Surely as this point in your long career you are aware that domain-specific nomenclature exists in various industries that is neither "technically" accurate nor self-evident to an outsider—no matter their knowledge of underlying principles.

These terms are not formulae, nor are they intended to communicate anything beyond identity. They cannot be reverse engineered except possibly heuristically on a statistical basis—but this makes them far from useless.

To users of these terms they are as obvious as a theoretically grounded alternative would be to you. Conversely, your "technically accurate" choice is as obscure to them as their naming is to you.

Language gets meaning from usage and as uncomfortable as it is to hear strange names for things you know intimately under much more informative labels, there is nothing you can do about it except add it to your lexicon.
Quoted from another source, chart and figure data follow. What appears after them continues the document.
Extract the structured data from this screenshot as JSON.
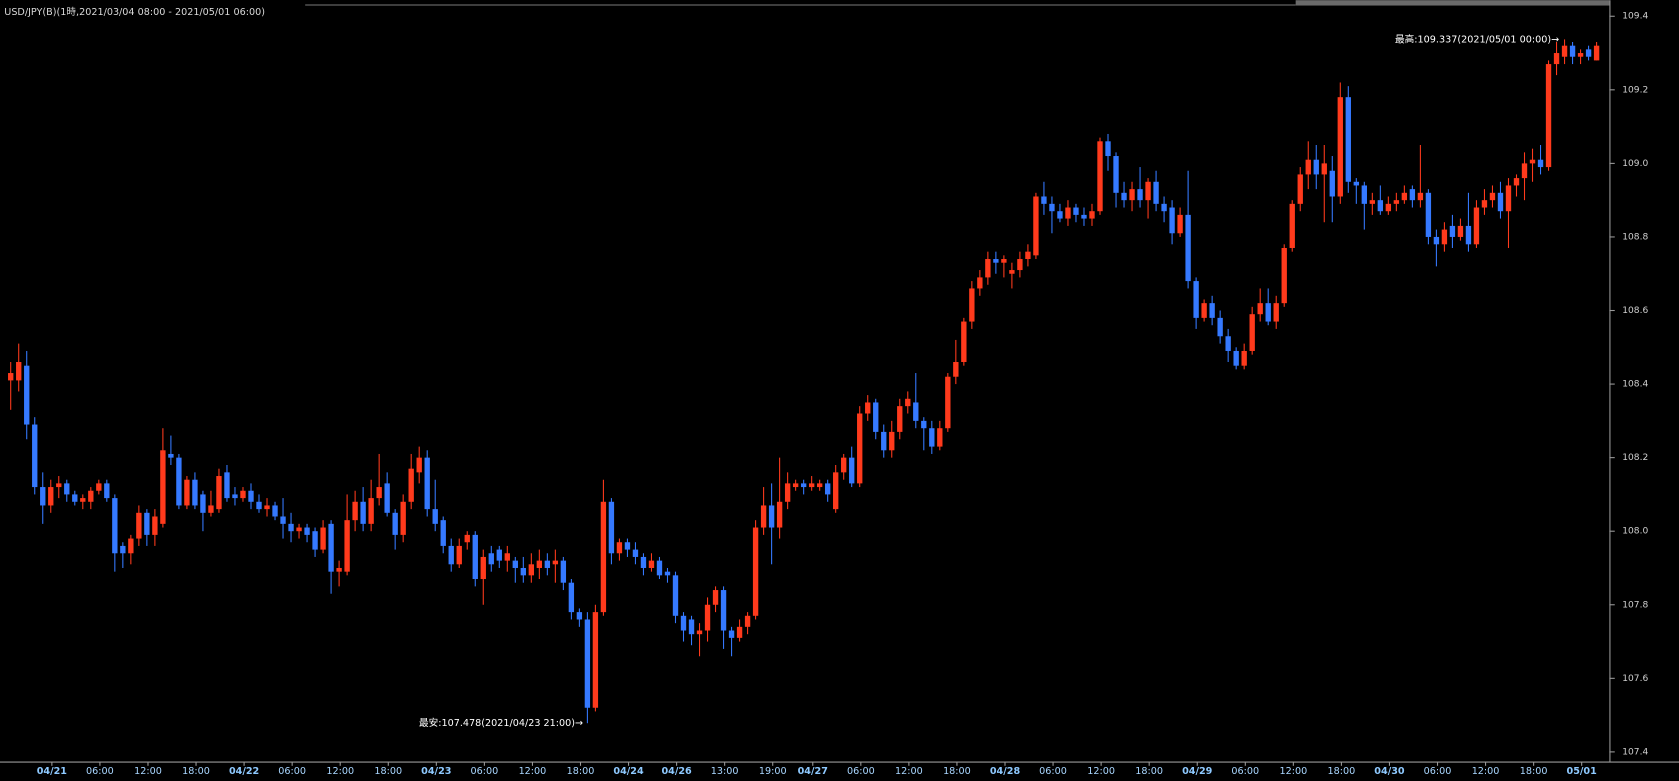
{
  "chart_data": {
    "type": "candlestick",
    "title": "USD/JPY(B)(1時,2021/03/04 08:00 - 2021/05/01 06:00)",
    "annotations": [
      "最高:109.337(2021/05/01 00:00)→",
      "最安:107.478(2021/04/23 21:00)→"
    ],
    "up_color": "#ff3a1c",
    "down_color": "#3579ff",
    "ylim": [
      107.4,
      109.4
    ],
    "yticks": [
      107.4,
      107.6,
      107.8,
      {
        "value": 108,
        "label": "108.0"
      },
      108.2,
      108.4,
      108.6,
      108.8,
      {
        "value": 109,
        "label": "109.0"
      },
      109.2,
      109.4
    ],
    "categories": [
      null,
      null,
      null,
      "04/21",
      null,
      null,
      null,
      null,
      null,
      "06:00",
      null,
      null,
      null,
      null,
      null,
      "12:00",
      null,
      null,
      null,
      null,
      null,
      "18:00",
      null,
      null,
      null,
      null,
      null,
      "04/22",
      null,
      null,
      null,
      null,
      null,
      "06:00",
      null,
      null,
      null,
      null,
      null,
      "12:00",
      null,
      null,
      null,
      null,
      null,
      "18:00",
      null,
      null,
      null,
      null,
      null,
      "04/23",
      null,
      null,
      null,
      null,
      null,
      "06:00",
      null,
      null,
      null,
      null,
      null,
      "12:00",
      null,
      null,
      null,
      null,
      null,
      "18:00",
      null,
      null,
      null,
      null,
      null,
      "04/24",
      null,
      null,
      null,
      null,
      null,
      "04/26",
      null,
      null,
      null,
      null,
      null,
      "13:00",
      null,
      null,
      null,
      null,
      null,
      "19:00",
      null,
      null,
      null,
      null,
      "04/27",
      null,
      null,
      null,
      null,
      null,
      "06:00",
      null,
      null,
      null,
      null,
      null,
      "12:00",
      null,
      null,
      null,
      null,
      null,
      "18:00",
      null,
      null,
      null,
      null,
      null,
      "04/28",
      null,
      null,
      null,
      null,
      null,
      "06:00",
      null,
      null,
      null,
      null,
      null,
      "12:00",
      null,
      null,
      null,
      null,
      null,
      "18:00",
      null,
      null,
      null,
      null,
      null,
      "04/29",
      null,
      null,
      null,
      null,
      null,
      "06:00",
      null,
      null,
      null,
      null,
      null,
      "12:00",
      null,
      null,
      null,
      null,
      null,
      "18:00",
      null,
      null,
      null,
      null,
      null,
      "04/30",
      null,
      null,
      null,
      null,
      null,
      "06:00",
      null,
      null,
      null,
      null,
      null,
      "12:00",
      null,
      null,
      null,
      null,
      null,
      "18:00",
      null,
      null,
      null,
      null,
      null,
      "05/01",
      null,
      null,
      null,
      null
    ],
    "open": [
      108.41,
      108.41,
      108.45,
      108.29,
      108.12,
      108.07,
      108.12,
      108.13,
      108.1,
      108.08,
      108.08,
      108.11,
      108.13,
      108.09,
      107.96,
      107.94,
      107.98,
      108.05,
      107.99,
      108.02,
      108.21,
      108.2,
      108.07,
      108.14,
      108.1,
      108.05,
      108.06,
      108.16,
      108.1,
      108.09,
      108.11,
      108.08,
      108.06,
      108.07,
      108.04,
      108.02,
      108.0,
      108.01,
      108.0,
      107.95,
      108.02,
      107.89,
      107.89,
      108.03,
      108.08,
      108.02,
      108.09,
      108.13,
      108.05,
      107.99,
      108.08,
      108.16,
      108.2,
      108.06,
      108.03,
      107.96,
      107.91,
      107.97,
      107.99,
      107.87,
      107.94,
      107.95,
      107.92,
      107.92,
      107.9,
      107.88,
      107.9,
      107.92,
      107.91,
      107.92,
      107.86,
      107.78,
      107.76,
      107.52,
      107.78,
      108.08,
      107.94,
      107.97,
      107.95,
      107.93,
      107.9,
      107.92,
      107.89,
      107.88,
      107.77,
      107.76,
      107.72,
      107.73,
      107.8,
      107.84,
      107.73,
      107.71,
      107.74,
      107.77,
      108.01,
      108.07,
      108.01,
      108.08,
      108.12,
      108.13,
      108.12,
      108.12,
      108.13,
      108.06,
      108.16,
      108.2,
      108.13,
      108.32,
      108.35,
      108.27,
      108.22,
      108.27,
      108.34,
      108.35,
      108.3,
      108.28,
      108.23,
      108.28,
      108.42,
      108.46,
      108.57,
      108.66,
      108.69,
      108.74,
      108.73,
      108.7,
      108.71,
      108.74,
      108.75,
      108.91,
      108.89,
      108.87,
      108.85,
      108.88,
      108.86,
      108.85,
      108.87,
      109.06,
      109.02,
      108.92,
      108.9,
      108.93,
      108.9,
      108.95,
      108.89,
      108.88,
      108.81,
      108.86,
      108.68,
      108.58,
      108.62,
      108.58,
      108.53,
      108.49,
      108.45,
      108.49,
      108.59,
      108.62,
      108.57,
      108.62,
      108.77,
      108.89,
      108.97,
      109.01,
      108.97,
      108.98,
      108.91,
      109.18,
      108.95,
      108.94,
      108.89,
      108.9,
      108.87,
      108.89,
      108.9,
      108.93,
      108.9,
      108.92,
      108.8,
      108.78,
      108.83,
      108.8,
      108.83,
      108.78,
      108.88,
      108.9,
      108.92,
      108.87,
      108.94,
      108.96,
      109.0,
      109.01,
      108.99,
      109.27,
      109.29,
      109.32,
      109.29,
      109.31,
      109.28
    ],
    "high": [
      108.46,
      108.51,
      108.49,
      108.31,
      108.16,
      108.14,
      108.15,
      108.14,
      108.11,
      108.1,
      108.12,
      108.14,
      108.14,
      108.1,
      107.97,
      107.99,
      108.07,
      108.06,
      108.06,
      108.28,
      108.26,
      108.21,
      108.15,
      108.16,
      108.11,
      108.11,
      108.17,
      108.18,
      108.12,
      108.12,
      108.13,
      108.1,
      108.09,
      108.08,
      108.09,
      108.05,
      108.02,
      108.02,
      108.01,
      108.03,
      108.03,
      107.92,
      108.1,
      108.11,
      108.12,
      108.14,
      108.21,
      108.16,
      108.06,
      108.1,
      108.21,
      108.23,
      108.22,
      108.14,
      108.04,
      107.98,
      107.98,
      108.0,
      108.0,
      107.95,
      107.96,
      107.96,
      107.96,
      107.93,
      107.93,
      107.94,
      107.95,
      107.94,
      107.95,
      107.93,
      107.87,
      107.79,
      107.78,
      107.8,
      108.14,
      108.09,
      107.98,
      107.98,
      107.97,
      107.94,
      107.94,
      107.93,
      107.9,
      107.89,
      107.78,
      107.77,
      107.75,
      107.82,
      107.85,
      107.85,
      107.74,
      107.76,
      107.78,
      108.03,
      108.12,
      108.13,
      108.2,
      108.16,
      108.14,
      108.14,
      108.15,
      108.14,
      108.14,
      108.18,
      108.21,
      108.23,
      108.34,
      108.37,
      108.36,
      108.29,
      108.3,
      108.36,
      108.38,
      108.43,
      108.31,
      108.3,
      108.3,
      108.43,
      108.52,
      108.58,
      108.68,
      108.71,
      108.76,
      108.76,
      108.75,
      108.73,
      108.76,
      108.78,
      108.92,
      108.95,
      108.91,
      108.89,
      108.9,
      108.89,
      108.88,
      108.89,
      109.07,
      109.08,
      109.03,
      108.95,
      108.95,
      108.99,
      108.96,
      108.98,
      108.91,
      108.9,
      108.88,
      108.98,
      108.69,
      108.63,
      108.64,
      108.6,
      108.55,
      108.5,
      108.51,
      108.61,
      108.66,
      108.66,
      108.64,
      108.78,
      108.9,
      108.99,
      109.06,
      109.05,
      109.05,
      109.02,
      109.22,
      109.21,
      108.96,
      108.95,
      108.92,
      108.94,
      108.91,
      108.92,
      108.94,
      108.94,
      109.05,
      108.93,
      108.82,
      108.84,
      108.86,
      108.85,
      108.92,
      108.9,
      108.93,
      108.94,
      108.95,
      108.96,
      108.97,
      109.03,
      109.04,
      109.05,
      109.28,
      109.33,
      109.337,
      109.33,
      109.31,
      109.32,
      109.33
    ],
    "low": [
      108.33,
      108.38,
      108.25,
      108.1,
      108.02,
      108.05,
      108.09,
      108.08,
      108.07,
      108.06,
      108.06,
      108.1,
      108.08,
      107.89,
      107.9,
      107.91,
      107.96,
      107.96,
      107.96,
      108.01,
      108.18,
      108.06,
      108.06,
      108.06,
      108.0,
      108.04,
      108.05,
      108.08,
      108.07,
      108.08,
      108.06,
      108.05,
      108.04,
      108.03,
      107.98,
      107.97,
      107.98,
      107.97,
      107.93,
      107.94,
      107.83,
      107.85,
      107.88,
      108.0,
      108.0,
      108.0,
      108.07,
      108.04,
      107.95,
      107.97,
      108.06,
      108.13,
      108.04,
      108.0,
      107.94,
      107.89,
      107.9,
      107.95,
      107.85,
      107.8,
      107.89,
      107.9,
      107.89,
      107.86,
      107.86,
      107.86,
      107.87,
      107.88,
      107.86,
      107.84,
      107.76,
      107.74,
      107.478,
      107.51,
      107.77,
      107.91,
      107.92,
      107.93,
      107.91,
      107.88,
      107.89,
      107.87,
      107.86,
      107.75,
      107.7,
      107.69,
      107.66,
      107.7,
      107.78,
      107.68,
      107.66,
      107.7,
      107.72,
      107.76,
      107.99,
      107.91,
      107.98,
      108.06,
      108.11,
      108.1,
      108.11,
      108.11,
      108.08,
      108.05,
      108.14,
      108.12,
      108.12,
      108.3,
      108.25,
      108.2,
      108.2,
      108.25,
      108.32,
      108.28,
      108.22,
      108.21,
      108.22,
      108.27,
      108.4,
      108.45,
      108.55,
      108.64,
      108.67,
      108.7,
      108.69,
      108.66,
      108.69,
      108.72,
      108.74,
      108.86,
      108.81,
      108.84,
      108.83,
      108.84,
      108.83,
      108.83,
      108.86,
      108.98,
      108.88,
      108.88,
      108.87,
      108.88,
      108.85,
      108.87,
      108.84,
      108.78,
      108.8,
      108.66,
      108.55,
      108.57,
      108.56,
      108.51,
      108.46,
      108.44,
      108.44,
      108.48,
      108.57,
      108.56,
      108.55,
      108.61,
      108.76,
      108.87,
      108.93,
      108.93,
      108.84,
      108.84,
      108.89,
      108.92,
      108.89,
      108.82,
      108.86,
      108.86,
      108.86,
      108.87,
      108.89,
      108.88,
      108.88,
      108.78,
      108.72,
      108.76,
      108.77,
      108.79,
      108.76,
      108.77,
      108.86,
      108.88,
      108.85,
      108.77,
      108.91,
      108.9,
      108.95,
      108.97,
      108.98,
      109.24,
      109.27,
      109.27,
      109.27,
      109.28,
      109.28
    ],
    "close": [
      108.43,
      108.46,
      108.29,
      108.12,
      108.07,
      108.12,
      108.13,
      108.1,
      108.08,
      108.09,
      108.11,
      108.13,
      108.09,
      107.94,
      107.94,
      107.98,
      108.05,
      107.99,
      108.04,
      108.22,
      108.2,
      108.07,
      108.14,
      108.07,
      108.05,
      108.07,
      108.15,
      108.09,
      108.09,
      108.11,
      108.08,
      108.06,
      108.07,
      108.04,
      108.02,
      108.0,
      108.01,
      107.99,
      107.95,
      108.01,
      107.89,
      107.9,
      108.03,
      108.08,
      108.02,
      108.09,
      108.12,
      108.05,
      107.99,
      108.08,
      108.17,
      108.2,
      108.06,
      108.02,
      107.96,
      107.91,
      107.96,
      107.99,
      107.87,
      107.93,
      107.91,
      107.92,
      107.94,
      107.9,
      107.88,
      107.91,
      107.92,
      107.9,
      107.92,
      107.86,
      107.78,
      107.76,
      107.52,
      107.78,
      108.08,
      107.94,
      107.97,
      107.95,
      107.93,
      107.9,
      107.92,
      107.88,
      107.88,
      107.77,
      107.73,
      107.72,
      107.73,
      107.8,
      107.84,
      107.73,
      107.71,
      107.74,
      107.77,
      108.01,
      108.07,
      108.01,
      108.08,
      108.13,
      108.13,
      108.12,
      108.13,
      108.13,
      108.1,
      108.16,
      108.2,
      108.13,
      108.32,
      108.35,
      108.27,
      108.22,
      108.27,
      108.34,
      108.36,
      108.3,
      108.28,
      108.23,
      108.28,
      108.42,
      108.46,
      108.57,
      108.66,
      108.69,
      108.74,
      108.73,
      108.74,
      108.71,
      108.74,
      108.76,
      108.91,
      108.89,
      108.87,
      108.85,
      108.88,
      108.86,
      108.85,
      108.87,
      109.06,
      109.02,
      108.92,
      108.9,
      108.93,
      108.9,
      108.95,
      108.89,
      108.87,
      108.81,
      108.86,
      108.68,
      108.58,
      108.62,
      108.58,
      108.53,
      108.49,
      108.45,
      108.49,
      108.59,
      108.62,
      108.57,
      108.62,
      108.77,
      108.89,
      108.97,
      109.01,
      108.97,
      109.0,
      108.91,
      109.18,
      108.95,
      108.94,
      108.89,
      108.9,
      108.87,
      108.89,
      108.9,
      108.92,
      108.9,
      108.92,
      108.8,
      108.78,
      108.82,
      108.8,
      108.83,
      108.78,
      108.88,
      108.9,
      108.92,
      108.87,
      108.94,
      108.96,
      109.0,
      109.01,
      108.99,
      109.27,
      109.3,
      109.32,
      109.29,
      109.3,
      109.29,
      109.32
    ]
  }
}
The use of translated Chinese, for example, has turned LED "emitters" into "beads" and renamed several other common items in the minds of users of them who have only a practical interest and not a theoretical or historical one.

Add these to your lexicon as you hear them. Whinging about never having heard them before makes you seem too inflexible and self-important to be taken seriously—and that would be a shame because your knowledge is an amazing resource for anyone here.
 

MisterBill2

Joined Jan 23, 2018
27,530
"Y" makes a valid point in post #63.
I did explain the basis of .my attitude in another post this morning. Accuracy in descriptions can be worth thousands of dollars at times.
 

Ya’akov

Joined Jan 27, 2019
10,235
"Y" makes a valid point in post #63.
I did explain the basis of .my attitude in another post this morning. Accuracy in descriptions can be worth thousands of dollars at times.
Yes, and if you are speaking to technicians who zero to little general or theoretical knowledge in an industry that, say, called a diode a "one way resistor" for historical reasons, "diode" has no accuracy at all. You might as well call it a puppy. On the other hand, one-way resistor is perfectly accurate.

It's all about words-as-labels and the context of the communication.